Lack of Buyers May Stifle Market for Small Banks, Thrifts

Community commercial banks and thrift institutions looking to sell out may be in for a long wait.

Yes, the nation's banking industry is relentlessly consolidating. But that perversely means the pool of potential buyers for many smaller institutions is steadily drying up.

Community bankers' fear of being targeted by some far-off superregional banking powerhouse is now being replaced by a sense of dread that nobody will buy their banks, according to analyst Joseph Stieven of Stifel Nicolaus & Co., St. Louis, who tracks many small midwestern banks.

The upshot, he said, is that the value of these institutions to prospective buyers is on the decline.

Other analysts and bank merger specialists have warned of such a scenario, but the surging profitability at many banks in recent years has apparently delayed its onset and impact.

"There are a number of smaller banks that have seen the light by deciding to sell quickly," said Mr. Stieven. "But for those mediocre banks that haven't, they better take that avenue because their franchise value will only diminish."

Arthur Loomis, president of Northeast Capital and Advisory Inc., Albany, N.Y., doesn't necessarily agree that values are falling, but he conceded that larger banks are no longer interested in acquiring banks with assets of $1 billion or less.
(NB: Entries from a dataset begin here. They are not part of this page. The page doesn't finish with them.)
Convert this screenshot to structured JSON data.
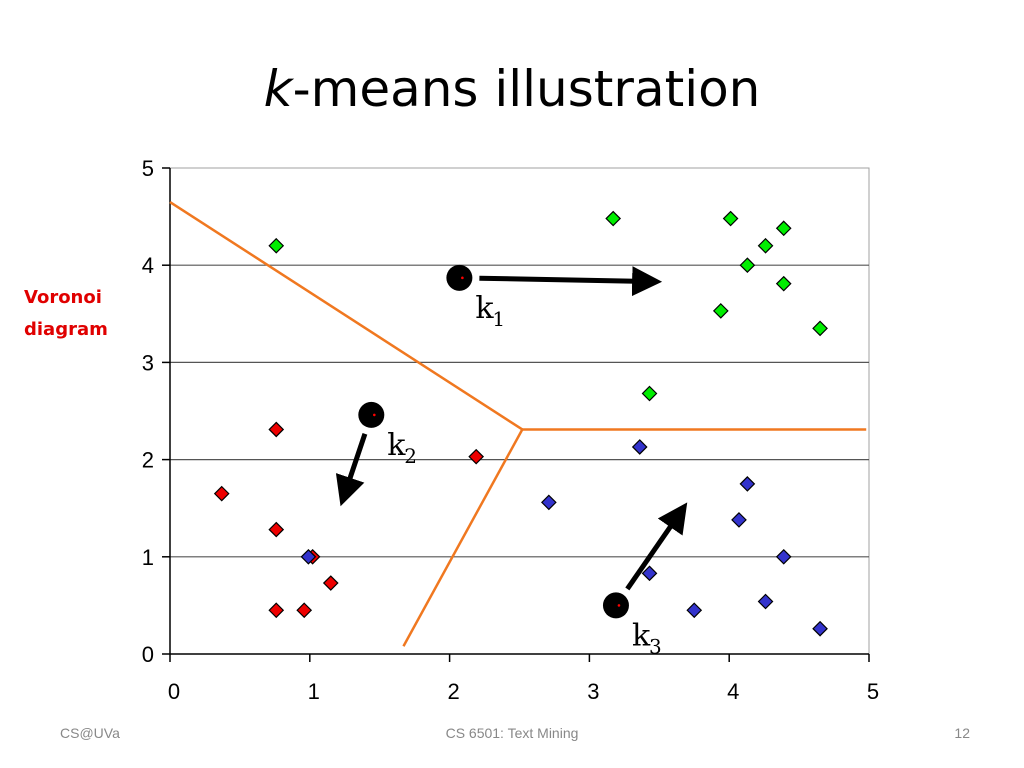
{
  "slide": {
    "title_var": "k",
    "title_rest": "-means illustration",
    "side_label_lines": [
      "Voronoi",
      "diagram"
    ],
    "footer_left": "CS@UVa",
    "footer_center": "CS 6501: Text Mining",
    "footer_right": "12"
  },
  "chart_data": {
    "type": "scatter",
    "title": "",
    "xlabel": "",
    "ylabel": "",
    "xlim": [
      0,
      5
    ],
    "ylim": [
      0,
      5
    ],
    "xticks": [
      "0",
      "1",
      "2",
      "3",
      "4",
      "5"
    ],
    "yticks": [
      "0",
      "1",
      "2",
      "3",
      "4",
      "5"
    ],
    "grid": "horizontal",
    "series": [
      {
        "color": "#00ee00",
        "marker": "diamond",
        "points": [
          [
            0.76,
            4.2
          ],
          [
            3.17,
            4.48
          ],
          [
            4.01,
            4.48
          ],
          [
            4.39,
            4.38
          ],
          [
            4.26,
            4.2
          ],
          [
            4.13,
            4.0
          ],
          [
            4.39,
            3.81
          ],
          [
            3.94,
            3.53
          ],
          [
            4.65,
            3.35
          ],
          [
            3.43,
            2.68
          ]
        ]
      },
      {
        "color": "#ee0000",
        "marker": "diamond",
        "points": [
          [
            0.76,
            2.31
          ],
          [
            2.19,
            2.03
          ],
          [
            0.37,
            1.65
          ],
          [
            0.76,
            1.28
          ],
          [
            1.02,
            1.0
          ],
          [
            1.15,
            0.73
          ],
          [
            0.76,
            0.45
          ],
          [
            0.96,
            0.45
          ]
        ]
      },
      {
        "color": "#3333cc",
        "marker": "diamond",
        "points": [
          [
            3.36,
            2.13
          ],
          [
            2.71,
            1.56
          ],
          [
            4.13,
            1.75
          ],
          [
            4.07,
            1.38
          ],
          [
            0.99,
            1.0
          ],
          [
            4.39,
            1.0
          ],
          [
            3.43,
            0.83
          ],
          [
            3.75,
            0.45
          ],
          [
            4.26,
            0.54
          ],
          [
            4.65,
            0.26
          ]
        ]
      }
    ],
    "centroids": [
      {
        "label": "k",
        "subscript": "1",
        "x": 2.07,
        "y": 3.87,
        "arrow_to": [
          3.52,
          3.83
        ]
      },
      {
        "label": "k",
        "subscript": "2",
        "x": 1.44,
        "y": 2.46,
        "arrow_to": [
          1.22,
          1.52
        ]
      },
      {
        "label": "k",
        "subscript": "3",
        "x": 3.19,
        "y": 0.5,
        "arrow_to": [
          3.7,
          1.56
        ]
      }
    ],
    "voronoi": {
      "color": "#f07820",
      "lines": [
        [
          [
            0.0,
            4.65
          ],
          [
            2.52,
            2.31
          ]
        ],
        [
          [
            2.52,
            2.31
          ],
          [
            4.98,
            2.31
          ]
        ],
        [
          [
            2.52,
            2.31
          ],
          [
            1.67,
            0.08
          ]
        ]
      ]
    }
  }
}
"The customer base of a community bank is not statistically significant for them," he said. "And so they take the view that it is not worth the cost" of an acquisition.

Instead of a superregional like Banc One Corp. or First Union Corp., the ideal acquirer of a community bank has now become the only slightly bigger banking company-with assets of $5 billion to $10 billion, added Mr. Loomis.

But the number of these banks is dwindling-particularly in heavily consolidated areas like New England, where superregionals have steadily gobbled up institutions at this level, he pointed out.

This poses a growing challenge for community banks that have decided the best route to enhanced shareholder value is to be acquired, market experts noted.

Although many community banks still espouse the virtues of staying independent, others are reconsidering their options as competition heats up, said John Carusone of the Bank Analysis Center, Hartford, Conn.

"Some community banks can't see themselves as long-term viable competitors," said Mr. Carusone. "There are management succession issues, low capital efficiency, poor asset quality, and declining market share. Eventually, they will have to face the music."

That has apparently led some community banks, with their shareholders in mind, to take advantage of recent strength in bank stocks to strike deals.

Already this year, 595 deals involving community banks with assets of $1 billion or less have been announced, compared with 1,315 deals in the four years from 1992 through 1995, noted Mr. Loomis.

The emergence of a new type of buyer was also noted by Christopher Quackenbush of Sandler O'Neill & Partners, New York. He said the average asset size of acquiring banks has declined this year, to $3 billion, compared with $7.8 billion in 1993.

"The buyer of community banks today is much more likely to be a $5 billion regional bank and not a $40 billion or $100 billion money-center," said Mr. Quackenbush. "We are seeing a lot more similar-sized companies."

Yet this does not mean that consolidation is on the wane, Mr. Quackenbush insisted.

"The driving forces behind consolidation are still there," he argued. "If anything, the pressure to generate returns for shareholders only heightens the need to merge."